市柳の叫びに、母は細い眉を吊り上げる。

「母上と呼びな」

 わざわざ厨からやって来たらしい母は、しゃもじで横殴りにするようにして市柳の頭を叩いた。

「全く、あんたときたら、なんでこう駄目駄目なんだろうね」

 少しは垂氷(たるひ)の坊ちゃん方を見習いな、と嘆かれて、市柳は頭を押さえてもだえながらもカチンと来た。

 隣り合う垂氷郷の郷長家には、奇しくも風巻郷と同じように、三人の息子達がいる。しかも、長男と次男は年子で、市柳とほぼ同年なのだ。立場も年齢もよく似た彼らと市柳は、何かにつけて比較されていた。

「いや、聞き捨てならねえな。坊ちゃん()ってのは何だよ。雪馬(ゆきま)はともかくとして、雪哉よりは俺の方がはるかにマシだろ」

 垂氷郷の跡取りである雪馬は、頭よし、見目よし、性格よしと、三拍子揃った俊英である。しかも年二回、北領の領主の前で行われる御前試合においても悪くない成績を収めているので、市柳としても彼が優秀であるという点について否やを唱えるつもりはない。

 だが問題は、雪馬のすぐ下の弟、雪哉である。

 奴は兄とは真逆で、頭の出来は悪い、見た目もよくはない、とんでもない意気地なしという出来損ないだった。試合でも、手合わせが始まると同時に半泣きになって順刀を放り出すものだから、雪哉の相手はほとんど不戦勝のようなものとして見られている。

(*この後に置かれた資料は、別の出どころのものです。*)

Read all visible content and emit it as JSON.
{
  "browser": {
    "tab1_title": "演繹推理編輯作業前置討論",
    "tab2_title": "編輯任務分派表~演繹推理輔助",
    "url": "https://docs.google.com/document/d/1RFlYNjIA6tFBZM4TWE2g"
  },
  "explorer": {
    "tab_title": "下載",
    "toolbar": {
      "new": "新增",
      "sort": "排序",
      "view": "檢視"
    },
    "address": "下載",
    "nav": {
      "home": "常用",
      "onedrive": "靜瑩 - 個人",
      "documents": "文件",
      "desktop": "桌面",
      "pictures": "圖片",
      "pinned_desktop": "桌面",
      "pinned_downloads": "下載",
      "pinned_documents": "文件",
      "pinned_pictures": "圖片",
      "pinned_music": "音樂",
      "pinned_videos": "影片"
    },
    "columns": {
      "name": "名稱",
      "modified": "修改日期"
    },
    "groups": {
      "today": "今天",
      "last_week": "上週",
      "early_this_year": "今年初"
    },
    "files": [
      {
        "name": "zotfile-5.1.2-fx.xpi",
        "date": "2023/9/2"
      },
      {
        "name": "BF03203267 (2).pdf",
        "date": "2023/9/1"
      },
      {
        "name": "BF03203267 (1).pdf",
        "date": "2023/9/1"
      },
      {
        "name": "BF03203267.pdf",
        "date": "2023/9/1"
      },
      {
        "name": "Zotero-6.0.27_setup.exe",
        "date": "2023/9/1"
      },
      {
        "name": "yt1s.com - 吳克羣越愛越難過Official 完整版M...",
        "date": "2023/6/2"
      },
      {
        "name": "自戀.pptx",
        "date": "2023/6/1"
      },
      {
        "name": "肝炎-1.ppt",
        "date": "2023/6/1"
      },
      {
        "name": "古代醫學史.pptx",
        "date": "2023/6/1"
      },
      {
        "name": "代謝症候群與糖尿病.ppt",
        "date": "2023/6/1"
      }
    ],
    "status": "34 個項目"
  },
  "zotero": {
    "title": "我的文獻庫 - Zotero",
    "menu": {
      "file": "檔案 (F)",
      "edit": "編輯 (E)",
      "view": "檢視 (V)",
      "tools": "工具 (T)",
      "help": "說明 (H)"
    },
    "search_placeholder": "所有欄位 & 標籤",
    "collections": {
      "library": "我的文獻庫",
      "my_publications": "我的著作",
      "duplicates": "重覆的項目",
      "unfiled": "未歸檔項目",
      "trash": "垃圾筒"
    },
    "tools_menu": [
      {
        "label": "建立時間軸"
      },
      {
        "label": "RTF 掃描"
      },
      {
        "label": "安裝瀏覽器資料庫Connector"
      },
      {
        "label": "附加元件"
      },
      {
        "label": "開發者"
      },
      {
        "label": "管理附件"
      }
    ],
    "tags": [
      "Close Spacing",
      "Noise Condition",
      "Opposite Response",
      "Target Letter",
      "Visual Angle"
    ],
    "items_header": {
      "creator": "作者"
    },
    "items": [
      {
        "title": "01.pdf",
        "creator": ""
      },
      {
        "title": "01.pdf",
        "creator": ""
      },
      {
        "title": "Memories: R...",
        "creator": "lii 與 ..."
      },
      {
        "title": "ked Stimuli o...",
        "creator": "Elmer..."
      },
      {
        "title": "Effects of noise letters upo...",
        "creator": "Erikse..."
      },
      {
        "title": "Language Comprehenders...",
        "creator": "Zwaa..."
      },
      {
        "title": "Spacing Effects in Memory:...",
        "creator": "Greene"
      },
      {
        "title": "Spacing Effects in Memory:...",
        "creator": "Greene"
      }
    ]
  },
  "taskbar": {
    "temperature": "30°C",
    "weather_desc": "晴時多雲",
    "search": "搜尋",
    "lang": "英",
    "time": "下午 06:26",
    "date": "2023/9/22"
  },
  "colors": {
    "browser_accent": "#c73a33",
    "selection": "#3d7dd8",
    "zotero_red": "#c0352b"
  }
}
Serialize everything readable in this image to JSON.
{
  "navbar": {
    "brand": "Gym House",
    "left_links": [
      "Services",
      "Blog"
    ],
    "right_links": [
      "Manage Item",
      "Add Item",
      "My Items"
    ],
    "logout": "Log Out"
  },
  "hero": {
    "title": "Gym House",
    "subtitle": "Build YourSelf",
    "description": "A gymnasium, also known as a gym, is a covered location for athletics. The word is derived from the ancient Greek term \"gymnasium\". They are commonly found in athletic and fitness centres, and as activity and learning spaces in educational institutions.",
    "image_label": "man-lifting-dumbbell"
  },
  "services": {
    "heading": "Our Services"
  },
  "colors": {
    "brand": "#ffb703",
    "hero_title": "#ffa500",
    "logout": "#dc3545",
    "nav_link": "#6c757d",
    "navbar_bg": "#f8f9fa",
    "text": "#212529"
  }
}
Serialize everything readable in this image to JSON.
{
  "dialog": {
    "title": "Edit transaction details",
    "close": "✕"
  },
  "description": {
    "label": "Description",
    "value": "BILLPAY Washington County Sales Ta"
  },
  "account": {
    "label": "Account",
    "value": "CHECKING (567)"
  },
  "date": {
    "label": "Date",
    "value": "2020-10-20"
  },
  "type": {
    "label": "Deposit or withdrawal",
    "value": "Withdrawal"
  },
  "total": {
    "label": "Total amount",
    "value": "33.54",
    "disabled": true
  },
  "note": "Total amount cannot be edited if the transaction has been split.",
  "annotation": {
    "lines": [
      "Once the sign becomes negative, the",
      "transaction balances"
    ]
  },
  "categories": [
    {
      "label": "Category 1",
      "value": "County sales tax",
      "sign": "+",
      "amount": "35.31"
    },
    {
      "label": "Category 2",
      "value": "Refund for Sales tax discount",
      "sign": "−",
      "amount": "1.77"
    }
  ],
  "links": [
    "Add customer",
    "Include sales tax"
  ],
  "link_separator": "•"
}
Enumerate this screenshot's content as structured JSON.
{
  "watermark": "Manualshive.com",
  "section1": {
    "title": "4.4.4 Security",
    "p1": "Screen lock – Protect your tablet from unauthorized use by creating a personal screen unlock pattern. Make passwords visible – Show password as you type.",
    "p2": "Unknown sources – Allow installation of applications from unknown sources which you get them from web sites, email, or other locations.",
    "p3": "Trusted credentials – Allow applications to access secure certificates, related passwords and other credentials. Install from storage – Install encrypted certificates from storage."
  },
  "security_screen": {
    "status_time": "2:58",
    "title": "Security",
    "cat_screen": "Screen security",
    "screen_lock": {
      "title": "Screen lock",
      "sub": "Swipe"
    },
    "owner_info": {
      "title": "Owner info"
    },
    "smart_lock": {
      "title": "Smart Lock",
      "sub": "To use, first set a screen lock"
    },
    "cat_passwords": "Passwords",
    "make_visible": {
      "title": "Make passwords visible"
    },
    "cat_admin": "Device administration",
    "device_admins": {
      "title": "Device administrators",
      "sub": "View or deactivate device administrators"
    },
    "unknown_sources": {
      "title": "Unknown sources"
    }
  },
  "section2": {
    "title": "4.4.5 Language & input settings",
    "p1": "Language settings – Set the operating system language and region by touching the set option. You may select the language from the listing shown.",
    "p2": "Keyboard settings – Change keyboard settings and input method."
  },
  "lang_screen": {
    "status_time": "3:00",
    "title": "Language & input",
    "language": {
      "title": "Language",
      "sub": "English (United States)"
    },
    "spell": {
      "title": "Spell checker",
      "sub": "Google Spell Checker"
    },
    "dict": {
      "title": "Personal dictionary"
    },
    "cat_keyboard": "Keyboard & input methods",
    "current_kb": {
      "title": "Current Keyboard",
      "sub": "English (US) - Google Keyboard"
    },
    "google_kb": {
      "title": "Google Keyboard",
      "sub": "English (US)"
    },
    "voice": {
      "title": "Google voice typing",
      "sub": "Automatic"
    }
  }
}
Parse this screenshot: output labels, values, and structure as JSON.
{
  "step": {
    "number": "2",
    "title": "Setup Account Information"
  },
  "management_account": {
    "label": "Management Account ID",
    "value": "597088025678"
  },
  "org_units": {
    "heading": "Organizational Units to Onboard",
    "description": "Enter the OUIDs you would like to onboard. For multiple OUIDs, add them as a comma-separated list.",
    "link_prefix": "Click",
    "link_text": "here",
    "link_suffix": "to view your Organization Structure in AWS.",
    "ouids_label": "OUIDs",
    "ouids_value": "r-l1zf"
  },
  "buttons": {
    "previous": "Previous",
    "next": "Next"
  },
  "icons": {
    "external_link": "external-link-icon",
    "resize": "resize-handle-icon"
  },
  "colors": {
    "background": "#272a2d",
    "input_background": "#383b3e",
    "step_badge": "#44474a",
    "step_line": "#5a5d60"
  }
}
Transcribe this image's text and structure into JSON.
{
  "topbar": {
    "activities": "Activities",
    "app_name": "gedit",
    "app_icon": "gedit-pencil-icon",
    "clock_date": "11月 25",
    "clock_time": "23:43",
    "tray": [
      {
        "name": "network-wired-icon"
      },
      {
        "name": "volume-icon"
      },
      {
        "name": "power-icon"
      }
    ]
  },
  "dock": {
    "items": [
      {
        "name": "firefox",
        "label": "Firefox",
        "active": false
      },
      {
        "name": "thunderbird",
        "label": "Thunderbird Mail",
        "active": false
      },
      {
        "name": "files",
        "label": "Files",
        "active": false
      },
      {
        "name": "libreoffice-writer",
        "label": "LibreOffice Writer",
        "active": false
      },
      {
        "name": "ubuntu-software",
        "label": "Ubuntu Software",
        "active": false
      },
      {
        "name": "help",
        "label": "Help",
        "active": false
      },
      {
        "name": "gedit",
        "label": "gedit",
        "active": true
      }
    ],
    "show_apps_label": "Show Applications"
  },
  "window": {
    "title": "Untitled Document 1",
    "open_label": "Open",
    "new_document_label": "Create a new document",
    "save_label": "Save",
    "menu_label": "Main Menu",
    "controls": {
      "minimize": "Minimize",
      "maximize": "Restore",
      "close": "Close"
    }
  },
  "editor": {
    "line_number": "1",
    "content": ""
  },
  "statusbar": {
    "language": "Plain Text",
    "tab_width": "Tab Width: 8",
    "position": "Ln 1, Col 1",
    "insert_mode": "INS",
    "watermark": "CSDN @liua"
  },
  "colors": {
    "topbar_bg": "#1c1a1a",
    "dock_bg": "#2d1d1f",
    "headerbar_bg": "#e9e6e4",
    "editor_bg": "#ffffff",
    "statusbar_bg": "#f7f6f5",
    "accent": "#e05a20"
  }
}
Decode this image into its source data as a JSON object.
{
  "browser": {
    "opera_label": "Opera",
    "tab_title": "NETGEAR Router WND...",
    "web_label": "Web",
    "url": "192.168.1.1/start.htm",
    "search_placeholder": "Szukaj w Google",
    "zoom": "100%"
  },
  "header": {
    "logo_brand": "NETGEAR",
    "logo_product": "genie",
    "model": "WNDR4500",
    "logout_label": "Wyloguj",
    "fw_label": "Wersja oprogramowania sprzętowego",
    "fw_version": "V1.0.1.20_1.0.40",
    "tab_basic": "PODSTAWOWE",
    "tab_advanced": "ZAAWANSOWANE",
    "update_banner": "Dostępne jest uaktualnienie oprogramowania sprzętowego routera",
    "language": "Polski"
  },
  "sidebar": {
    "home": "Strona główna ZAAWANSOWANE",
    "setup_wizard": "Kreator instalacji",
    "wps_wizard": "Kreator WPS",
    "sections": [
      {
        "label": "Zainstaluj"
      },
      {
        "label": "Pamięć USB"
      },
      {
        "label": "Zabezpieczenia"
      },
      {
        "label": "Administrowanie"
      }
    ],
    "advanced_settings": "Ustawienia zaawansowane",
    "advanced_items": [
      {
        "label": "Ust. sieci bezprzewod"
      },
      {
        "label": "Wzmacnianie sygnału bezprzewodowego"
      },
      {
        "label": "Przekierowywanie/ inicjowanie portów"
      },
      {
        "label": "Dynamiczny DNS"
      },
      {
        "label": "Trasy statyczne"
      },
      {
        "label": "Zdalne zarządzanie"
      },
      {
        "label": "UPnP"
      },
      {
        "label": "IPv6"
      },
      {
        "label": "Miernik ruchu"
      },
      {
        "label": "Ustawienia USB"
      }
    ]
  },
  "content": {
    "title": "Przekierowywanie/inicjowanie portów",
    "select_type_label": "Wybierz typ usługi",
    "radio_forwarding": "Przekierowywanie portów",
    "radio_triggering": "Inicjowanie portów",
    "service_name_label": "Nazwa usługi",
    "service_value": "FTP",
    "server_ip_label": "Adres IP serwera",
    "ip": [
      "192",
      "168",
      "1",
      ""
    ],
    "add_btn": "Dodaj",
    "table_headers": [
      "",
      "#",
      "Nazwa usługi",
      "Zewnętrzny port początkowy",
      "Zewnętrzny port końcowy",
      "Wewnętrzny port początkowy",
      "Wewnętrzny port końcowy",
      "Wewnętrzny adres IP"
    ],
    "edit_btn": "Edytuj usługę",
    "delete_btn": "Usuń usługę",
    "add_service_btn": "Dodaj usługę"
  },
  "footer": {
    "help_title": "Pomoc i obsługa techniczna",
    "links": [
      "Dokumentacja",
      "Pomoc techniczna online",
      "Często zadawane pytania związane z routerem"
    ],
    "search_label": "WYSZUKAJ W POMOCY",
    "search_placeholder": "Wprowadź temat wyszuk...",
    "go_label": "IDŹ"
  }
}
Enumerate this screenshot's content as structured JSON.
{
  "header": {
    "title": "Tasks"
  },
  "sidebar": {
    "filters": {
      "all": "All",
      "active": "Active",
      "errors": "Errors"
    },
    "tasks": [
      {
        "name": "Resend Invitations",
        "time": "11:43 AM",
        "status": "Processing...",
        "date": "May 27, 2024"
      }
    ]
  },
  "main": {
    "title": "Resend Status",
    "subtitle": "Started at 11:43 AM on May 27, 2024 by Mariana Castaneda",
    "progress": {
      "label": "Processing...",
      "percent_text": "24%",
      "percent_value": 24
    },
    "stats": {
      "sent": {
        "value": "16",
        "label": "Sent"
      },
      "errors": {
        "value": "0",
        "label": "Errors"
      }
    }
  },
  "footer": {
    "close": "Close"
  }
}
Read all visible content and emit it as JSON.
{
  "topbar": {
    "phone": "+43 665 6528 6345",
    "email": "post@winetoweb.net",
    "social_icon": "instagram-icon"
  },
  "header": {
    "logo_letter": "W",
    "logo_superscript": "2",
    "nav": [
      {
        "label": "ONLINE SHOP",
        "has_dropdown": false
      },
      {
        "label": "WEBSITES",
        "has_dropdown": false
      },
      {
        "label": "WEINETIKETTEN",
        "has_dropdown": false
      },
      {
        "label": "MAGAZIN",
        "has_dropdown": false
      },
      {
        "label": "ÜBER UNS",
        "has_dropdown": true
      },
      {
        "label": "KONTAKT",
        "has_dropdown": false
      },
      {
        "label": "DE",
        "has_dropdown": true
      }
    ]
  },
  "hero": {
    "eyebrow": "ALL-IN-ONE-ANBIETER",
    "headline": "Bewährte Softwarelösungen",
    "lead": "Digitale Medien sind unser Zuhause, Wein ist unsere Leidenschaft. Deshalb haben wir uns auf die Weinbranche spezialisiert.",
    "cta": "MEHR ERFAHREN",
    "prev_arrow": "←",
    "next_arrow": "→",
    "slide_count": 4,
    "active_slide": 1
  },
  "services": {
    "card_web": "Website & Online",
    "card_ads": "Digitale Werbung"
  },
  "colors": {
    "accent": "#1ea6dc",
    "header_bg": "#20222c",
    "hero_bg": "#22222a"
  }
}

 市柳は、自分のことを勉学こそあまり得意ではないが、見た目は決して悪くないし、性格だって男気があるし、何より腕っ節は身分を問わず最強だと自負している。

 雪馬はともかく、雪哉と比べて劣っていると思われるのはどうにも許容出来なかった。

「こないだだって問題を起こしていたし。どう考えたって俺のがまともじゃないか」

 新年の挨拶のため、北領領主の本邸に出向いた時のことだ。どうもよくない相手と喧嘩をして大敗を喫したらしく、領主に呆れられたと噂に聞いていた。